Tuesday, July 14, 2009

soul massage


so i'm not one who is musically inclined, but i've been having a heart of worship lately through voice and guitar. i kinda started picking up guitar again this summer and i can see an improvement in me, but i definitely have a long way to go. i always enjoyed singing like during worship times at large groups and church but i wouldn't really say i have a gift. actually, when i first started to live out a relationship with Christ in college and i sang more worship songs, it was a bit challenging at first for my voice to adjust to the songs for some reason. i guess for me singing secular and christian songs were different somehow. but over time i got better at singing worship songs and eventually didn't get so bashful at singing them when i knew other people could hear me. expressing praise and worship to God through music is so beautiful and powerful. those sweet melodies just tug at one's heart in a very special and unique way.
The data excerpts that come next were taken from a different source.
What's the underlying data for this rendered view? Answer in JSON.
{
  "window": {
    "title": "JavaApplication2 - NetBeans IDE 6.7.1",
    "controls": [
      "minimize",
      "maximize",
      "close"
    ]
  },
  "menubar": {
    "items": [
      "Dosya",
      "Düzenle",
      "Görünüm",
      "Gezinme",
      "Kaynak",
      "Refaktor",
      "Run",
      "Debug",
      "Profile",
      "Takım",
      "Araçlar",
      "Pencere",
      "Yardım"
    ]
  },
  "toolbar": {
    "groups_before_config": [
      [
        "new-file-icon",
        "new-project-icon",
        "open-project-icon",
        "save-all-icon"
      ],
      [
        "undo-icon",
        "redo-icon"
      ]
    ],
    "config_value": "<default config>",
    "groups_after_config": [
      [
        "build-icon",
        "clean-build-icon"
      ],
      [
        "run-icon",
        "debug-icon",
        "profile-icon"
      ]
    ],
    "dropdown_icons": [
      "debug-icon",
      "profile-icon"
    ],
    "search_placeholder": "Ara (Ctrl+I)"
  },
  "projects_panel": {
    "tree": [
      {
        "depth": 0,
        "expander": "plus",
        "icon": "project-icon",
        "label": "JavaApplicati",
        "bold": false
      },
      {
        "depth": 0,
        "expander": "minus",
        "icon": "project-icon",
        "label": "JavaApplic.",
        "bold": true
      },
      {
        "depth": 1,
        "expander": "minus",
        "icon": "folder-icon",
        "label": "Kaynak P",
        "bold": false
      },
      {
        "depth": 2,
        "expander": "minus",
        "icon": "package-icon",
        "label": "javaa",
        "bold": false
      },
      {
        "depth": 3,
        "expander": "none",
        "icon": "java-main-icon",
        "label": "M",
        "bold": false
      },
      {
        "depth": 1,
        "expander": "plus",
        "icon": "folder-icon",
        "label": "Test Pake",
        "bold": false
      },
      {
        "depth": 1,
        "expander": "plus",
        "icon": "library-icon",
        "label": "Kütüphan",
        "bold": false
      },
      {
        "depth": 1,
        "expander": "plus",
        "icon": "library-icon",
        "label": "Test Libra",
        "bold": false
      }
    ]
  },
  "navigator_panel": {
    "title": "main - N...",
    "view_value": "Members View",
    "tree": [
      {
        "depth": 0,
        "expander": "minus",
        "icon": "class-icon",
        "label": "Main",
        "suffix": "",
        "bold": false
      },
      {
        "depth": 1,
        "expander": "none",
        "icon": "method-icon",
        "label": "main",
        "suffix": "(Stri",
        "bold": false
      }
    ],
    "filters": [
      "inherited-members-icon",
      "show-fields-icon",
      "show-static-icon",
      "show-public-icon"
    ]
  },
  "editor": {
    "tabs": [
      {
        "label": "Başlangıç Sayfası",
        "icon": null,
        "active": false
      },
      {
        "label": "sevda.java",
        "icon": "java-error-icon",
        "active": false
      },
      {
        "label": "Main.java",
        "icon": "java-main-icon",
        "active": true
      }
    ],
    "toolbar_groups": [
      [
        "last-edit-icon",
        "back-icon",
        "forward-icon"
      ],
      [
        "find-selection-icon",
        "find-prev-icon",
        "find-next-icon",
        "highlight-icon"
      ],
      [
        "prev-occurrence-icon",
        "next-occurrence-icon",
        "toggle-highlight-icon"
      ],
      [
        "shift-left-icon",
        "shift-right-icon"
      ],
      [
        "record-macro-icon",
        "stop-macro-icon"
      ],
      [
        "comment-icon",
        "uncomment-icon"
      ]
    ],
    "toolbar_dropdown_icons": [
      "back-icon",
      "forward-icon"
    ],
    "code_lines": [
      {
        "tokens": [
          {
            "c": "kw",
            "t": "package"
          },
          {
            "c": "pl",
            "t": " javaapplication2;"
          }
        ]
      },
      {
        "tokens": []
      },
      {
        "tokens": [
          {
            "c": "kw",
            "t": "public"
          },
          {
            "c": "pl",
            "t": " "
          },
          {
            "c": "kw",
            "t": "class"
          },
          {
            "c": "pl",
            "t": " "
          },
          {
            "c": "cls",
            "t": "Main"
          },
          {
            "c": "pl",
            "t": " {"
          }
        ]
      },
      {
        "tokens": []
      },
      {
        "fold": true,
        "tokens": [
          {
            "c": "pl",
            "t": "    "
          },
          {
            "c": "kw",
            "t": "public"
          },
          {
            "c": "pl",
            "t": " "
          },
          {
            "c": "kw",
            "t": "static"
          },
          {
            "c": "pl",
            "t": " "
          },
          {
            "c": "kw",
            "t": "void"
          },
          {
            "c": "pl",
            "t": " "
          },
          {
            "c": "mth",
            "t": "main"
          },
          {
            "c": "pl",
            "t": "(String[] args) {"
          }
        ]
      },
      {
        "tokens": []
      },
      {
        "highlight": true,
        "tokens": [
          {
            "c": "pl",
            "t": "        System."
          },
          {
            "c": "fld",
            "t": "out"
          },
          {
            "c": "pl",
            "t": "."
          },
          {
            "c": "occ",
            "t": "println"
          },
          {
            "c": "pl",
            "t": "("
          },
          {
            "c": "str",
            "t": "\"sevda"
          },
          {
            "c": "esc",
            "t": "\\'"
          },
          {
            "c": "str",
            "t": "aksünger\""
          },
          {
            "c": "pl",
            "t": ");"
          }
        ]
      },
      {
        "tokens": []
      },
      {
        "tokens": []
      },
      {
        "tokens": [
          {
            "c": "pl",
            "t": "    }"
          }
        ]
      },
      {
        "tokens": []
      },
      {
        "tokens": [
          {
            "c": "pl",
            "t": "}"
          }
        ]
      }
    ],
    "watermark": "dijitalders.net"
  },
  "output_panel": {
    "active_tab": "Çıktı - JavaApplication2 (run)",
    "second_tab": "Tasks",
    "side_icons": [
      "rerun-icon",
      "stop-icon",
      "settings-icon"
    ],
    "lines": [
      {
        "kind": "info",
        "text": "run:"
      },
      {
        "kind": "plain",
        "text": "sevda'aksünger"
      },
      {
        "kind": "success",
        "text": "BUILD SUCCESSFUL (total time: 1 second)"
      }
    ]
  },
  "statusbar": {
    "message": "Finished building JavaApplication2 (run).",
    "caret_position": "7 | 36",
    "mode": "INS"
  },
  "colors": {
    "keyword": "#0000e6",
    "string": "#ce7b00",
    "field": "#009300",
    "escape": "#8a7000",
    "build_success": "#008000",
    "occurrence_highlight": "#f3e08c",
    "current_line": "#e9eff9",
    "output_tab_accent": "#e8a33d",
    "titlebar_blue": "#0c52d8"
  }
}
i'll provide an example: i work at a home health agency as a home health aide and i visit elderly clients and provide them help and care for different things such as food prep, bathing, toileting, dressing, taking meds, etc. there's a list of things that we need to check off for each individual client. i visit this one lady almost every week and she has alzheimer's. she can get incoherent in her speech and the way she processes other people's speech is just way off. like i would say "would you like some lunch?" and she would say something like "would i like some...smurf?" so i was visiting her one day and i was like man, i gotta provide her with something more than all of these things on her care plan list. everything had been checked off and done and i didn't feel like just sitting there watching her tv while she's sitting in her chair dozing off. across the room i noticed their keyboard. i've always seen it but never thought about playing. but that day i decided to play it. i only have two years of piano experience and i only know right hand so i was just playing simple melodies. there was an old church hymnal from the '40's on the stand so i was playing some hymns from that. then this lady says one of the very few things that actually made sense that day. but this was the most profound of them all: "oh, that sure does sound pretty." when i ask this lady a simple question, she doesn't understand me but when i played some simple melodies on the piano, something must have just clicked in her heart. i sat there amazed in awe and wonder at the work music has just done to this lady.

anyway, i've been playing more of the guitar this week and i've really been enjoying it. ellen and i were jamming around at my place on sunday with some songs that were laying around in my living room. i noticed the song "refiner's fire" and realized that it's doable for me. the only chord that i'm unfamiliar with in that song is asus but i just play a for that. ellen and sunah went home and sarah left for nova and i was left alone in my apartment. i started to play this song more and noticed that there was a difference in my voice. it sounded more pleasant to my ears, more controlled, and surprisingly had a little bit of vibrato. not only did it sound nice, but it was genuine worship. my heart's one desire was to be refined as gold and precious silver. my heart was crying out because i need Jesus more and more each day. and what's even more crazy is when i talked to pastor matt that night, he referred to this song when he was encouraging me.

there's no such thing as coincidence.

i titled this entry 'soul massage' because this experience with music reminded me of the book "blue like jazz" by donald miller. one of the things that really stuck with me is when he talks about how he was alone and isolated from other people for a period of time (ch 14). he calls up a good friend to talk with because he got scared at how he was going a bit wacko from being alone all the time. as she was telling him stories about her life and such, it was like she was massaging his soul. hearing another person's voice was so soothing. i felt like music was massaging my soul which had been so tense before and it massaged the soul of my dear client with alzheimer's.

anyway, i should learn how to write in a more simple and straight to the point way because this entry got way too long.